There is simply no biblical justification for saying that the glorious truth of justification by faith alone is more important than the astonishing reality that the Risen Lord now lives in his disciples, transforming them day by day into his very likeness.  Justification and sanctification are both central parts of the biblical teaching on the gospel and salvation.  To overstate the importance of the one is to run the danger of neglecting the other.  And that is certainly what popular evangelicalism has done.  Whether emphasizing simplistic slogans such as "once-in-grace-always-in-grace" or focusing on seeker-friendly strategies that neglect costly discipleship, we have propagated the heretical notion that people can receive forgiveness without sanctification, heaven without holiness.  Notions of cheap grace are at the core of today's scandalous evangelical disobedience.

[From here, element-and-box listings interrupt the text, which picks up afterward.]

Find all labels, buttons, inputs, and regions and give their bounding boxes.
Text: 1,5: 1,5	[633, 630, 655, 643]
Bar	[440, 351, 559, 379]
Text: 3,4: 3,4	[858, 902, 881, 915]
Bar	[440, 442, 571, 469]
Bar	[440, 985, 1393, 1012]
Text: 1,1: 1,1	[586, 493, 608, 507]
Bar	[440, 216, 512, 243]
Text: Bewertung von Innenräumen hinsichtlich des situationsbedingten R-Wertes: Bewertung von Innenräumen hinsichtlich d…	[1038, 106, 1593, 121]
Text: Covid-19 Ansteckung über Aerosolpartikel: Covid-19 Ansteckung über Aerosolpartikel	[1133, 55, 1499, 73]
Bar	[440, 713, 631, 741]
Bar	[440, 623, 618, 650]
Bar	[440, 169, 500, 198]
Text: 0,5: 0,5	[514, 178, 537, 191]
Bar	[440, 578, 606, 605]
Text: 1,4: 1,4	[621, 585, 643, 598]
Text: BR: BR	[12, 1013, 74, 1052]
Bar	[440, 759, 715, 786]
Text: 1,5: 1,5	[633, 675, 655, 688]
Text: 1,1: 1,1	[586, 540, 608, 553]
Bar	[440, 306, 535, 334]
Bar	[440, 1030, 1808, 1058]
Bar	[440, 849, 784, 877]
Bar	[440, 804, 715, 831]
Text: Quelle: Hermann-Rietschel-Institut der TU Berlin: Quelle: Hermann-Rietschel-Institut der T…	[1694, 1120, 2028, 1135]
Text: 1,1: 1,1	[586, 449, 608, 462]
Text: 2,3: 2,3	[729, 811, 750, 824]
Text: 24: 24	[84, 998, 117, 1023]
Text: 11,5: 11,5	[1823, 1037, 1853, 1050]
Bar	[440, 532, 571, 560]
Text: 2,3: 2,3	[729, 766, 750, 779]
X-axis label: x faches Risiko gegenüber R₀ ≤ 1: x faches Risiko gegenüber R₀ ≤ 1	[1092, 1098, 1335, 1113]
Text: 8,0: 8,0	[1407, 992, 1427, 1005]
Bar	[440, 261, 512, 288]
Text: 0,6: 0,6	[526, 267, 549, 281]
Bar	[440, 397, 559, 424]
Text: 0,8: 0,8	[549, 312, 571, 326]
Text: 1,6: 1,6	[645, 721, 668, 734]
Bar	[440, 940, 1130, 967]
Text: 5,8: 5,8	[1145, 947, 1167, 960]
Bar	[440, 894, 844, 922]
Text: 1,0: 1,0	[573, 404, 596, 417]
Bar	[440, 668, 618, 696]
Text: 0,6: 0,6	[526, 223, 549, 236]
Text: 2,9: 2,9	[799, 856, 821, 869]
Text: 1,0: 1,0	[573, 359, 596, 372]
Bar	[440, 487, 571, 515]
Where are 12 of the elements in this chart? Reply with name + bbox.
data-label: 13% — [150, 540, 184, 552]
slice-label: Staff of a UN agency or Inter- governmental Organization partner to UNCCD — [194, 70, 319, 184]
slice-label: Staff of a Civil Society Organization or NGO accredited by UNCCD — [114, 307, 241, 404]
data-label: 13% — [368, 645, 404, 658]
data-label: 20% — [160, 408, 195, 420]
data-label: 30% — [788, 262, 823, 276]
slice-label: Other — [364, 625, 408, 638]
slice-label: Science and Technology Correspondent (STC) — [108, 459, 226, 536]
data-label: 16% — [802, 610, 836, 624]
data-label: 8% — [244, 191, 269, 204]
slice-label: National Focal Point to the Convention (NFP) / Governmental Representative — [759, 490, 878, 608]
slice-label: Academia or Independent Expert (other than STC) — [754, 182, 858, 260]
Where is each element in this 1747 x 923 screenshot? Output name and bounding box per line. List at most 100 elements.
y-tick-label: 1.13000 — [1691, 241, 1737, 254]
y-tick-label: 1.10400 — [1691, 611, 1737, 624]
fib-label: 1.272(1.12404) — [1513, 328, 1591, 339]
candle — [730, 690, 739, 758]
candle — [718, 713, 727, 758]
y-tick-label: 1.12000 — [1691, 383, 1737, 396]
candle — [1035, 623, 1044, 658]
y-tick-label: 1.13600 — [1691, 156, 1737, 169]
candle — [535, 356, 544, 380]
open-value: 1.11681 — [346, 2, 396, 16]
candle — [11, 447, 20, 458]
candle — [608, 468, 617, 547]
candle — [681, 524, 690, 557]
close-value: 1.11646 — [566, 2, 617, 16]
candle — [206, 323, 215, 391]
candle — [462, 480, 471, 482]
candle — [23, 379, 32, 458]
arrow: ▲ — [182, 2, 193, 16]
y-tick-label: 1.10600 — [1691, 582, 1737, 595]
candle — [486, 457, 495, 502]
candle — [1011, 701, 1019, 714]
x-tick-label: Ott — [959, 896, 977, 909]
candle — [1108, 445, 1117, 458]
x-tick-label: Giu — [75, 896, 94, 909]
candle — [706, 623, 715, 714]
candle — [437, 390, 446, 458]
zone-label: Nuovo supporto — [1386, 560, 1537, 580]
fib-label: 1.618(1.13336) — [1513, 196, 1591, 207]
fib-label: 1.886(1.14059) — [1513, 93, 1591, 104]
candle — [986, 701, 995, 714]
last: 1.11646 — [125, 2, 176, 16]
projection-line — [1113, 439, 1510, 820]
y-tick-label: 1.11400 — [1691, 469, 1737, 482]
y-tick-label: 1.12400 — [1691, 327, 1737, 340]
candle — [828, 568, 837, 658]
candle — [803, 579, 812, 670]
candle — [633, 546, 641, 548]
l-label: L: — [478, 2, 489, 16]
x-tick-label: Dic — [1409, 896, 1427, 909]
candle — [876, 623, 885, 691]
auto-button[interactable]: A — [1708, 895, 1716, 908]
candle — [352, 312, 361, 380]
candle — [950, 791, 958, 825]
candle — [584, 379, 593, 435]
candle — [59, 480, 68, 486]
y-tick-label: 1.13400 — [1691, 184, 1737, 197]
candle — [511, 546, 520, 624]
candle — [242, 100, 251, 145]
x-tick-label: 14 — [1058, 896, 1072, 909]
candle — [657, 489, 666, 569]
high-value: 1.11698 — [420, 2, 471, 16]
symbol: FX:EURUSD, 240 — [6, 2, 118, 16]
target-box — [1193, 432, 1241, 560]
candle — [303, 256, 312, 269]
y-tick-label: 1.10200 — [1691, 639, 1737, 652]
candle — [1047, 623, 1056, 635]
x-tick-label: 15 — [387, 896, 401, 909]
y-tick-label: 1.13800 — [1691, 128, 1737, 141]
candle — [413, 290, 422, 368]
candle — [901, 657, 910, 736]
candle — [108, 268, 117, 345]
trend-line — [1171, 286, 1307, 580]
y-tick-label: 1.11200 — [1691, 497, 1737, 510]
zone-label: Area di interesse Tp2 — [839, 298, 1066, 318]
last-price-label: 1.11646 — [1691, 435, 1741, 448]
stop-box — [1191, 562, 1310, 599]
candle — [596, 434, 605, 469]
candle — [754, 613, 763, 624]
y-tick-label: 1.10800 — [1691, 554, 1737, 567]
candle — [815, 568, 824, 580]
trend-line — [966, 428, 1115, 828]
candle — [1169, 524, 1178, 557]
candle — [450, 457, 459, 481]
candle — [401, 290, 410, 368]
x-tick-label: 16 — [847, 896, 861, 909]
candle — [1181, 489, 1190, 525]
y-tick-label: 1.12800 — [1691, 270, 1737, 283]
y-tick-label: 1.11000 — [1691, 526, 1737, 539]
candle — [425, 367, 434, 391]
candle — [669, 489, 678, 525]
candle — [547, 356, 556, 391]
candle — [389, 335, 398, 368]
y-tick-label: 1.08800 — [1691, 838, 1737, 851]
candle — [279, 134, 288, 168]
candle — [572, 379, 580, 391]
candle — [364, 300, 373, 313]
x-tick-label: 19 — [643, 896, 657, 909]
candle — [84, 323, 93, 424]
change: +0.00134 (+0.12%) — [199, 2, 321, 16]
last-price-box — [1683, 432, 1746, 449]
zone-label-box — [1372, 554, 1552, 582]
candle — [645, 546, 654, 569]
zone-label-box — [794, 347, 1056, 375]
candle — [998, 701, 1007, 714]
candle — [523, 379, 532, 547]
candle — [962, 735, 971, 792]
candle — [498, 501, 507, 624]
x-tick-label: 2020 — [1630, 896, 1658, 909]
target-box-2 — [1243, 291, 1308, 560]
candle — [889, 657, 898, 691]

  Another problem is the lack of communal accountability:

The notion -- and practice -- of an independent congregation with no structures of accountability to the larger body of Christ is simply heretical.  How can an independent "Bible church" claim to be biblical when its very refusal to submit to a larger church structure of accountability defies the essence of a biblical understanding of being the church?

Obviously, Sider's prescription for evangelicals' problems sounds curiously Catholic.  This raises a new set of questions, though.  If evangelicals mirror society's sinfulness due to their lack of communal accountability and theology of cheap grace, what excuse do Catholics have?  If there is blame to be pinned somewhere, my first guess would be the tendency to emphasize rules over personal transformation in the faith formation process.  Or maybe it's the difficulty of fostering personal accountability through faith-centered relationships in parishes where folks hurry out as soon as the mass ends (and where small-group bible studies remain rare).  Or maybe it's the music.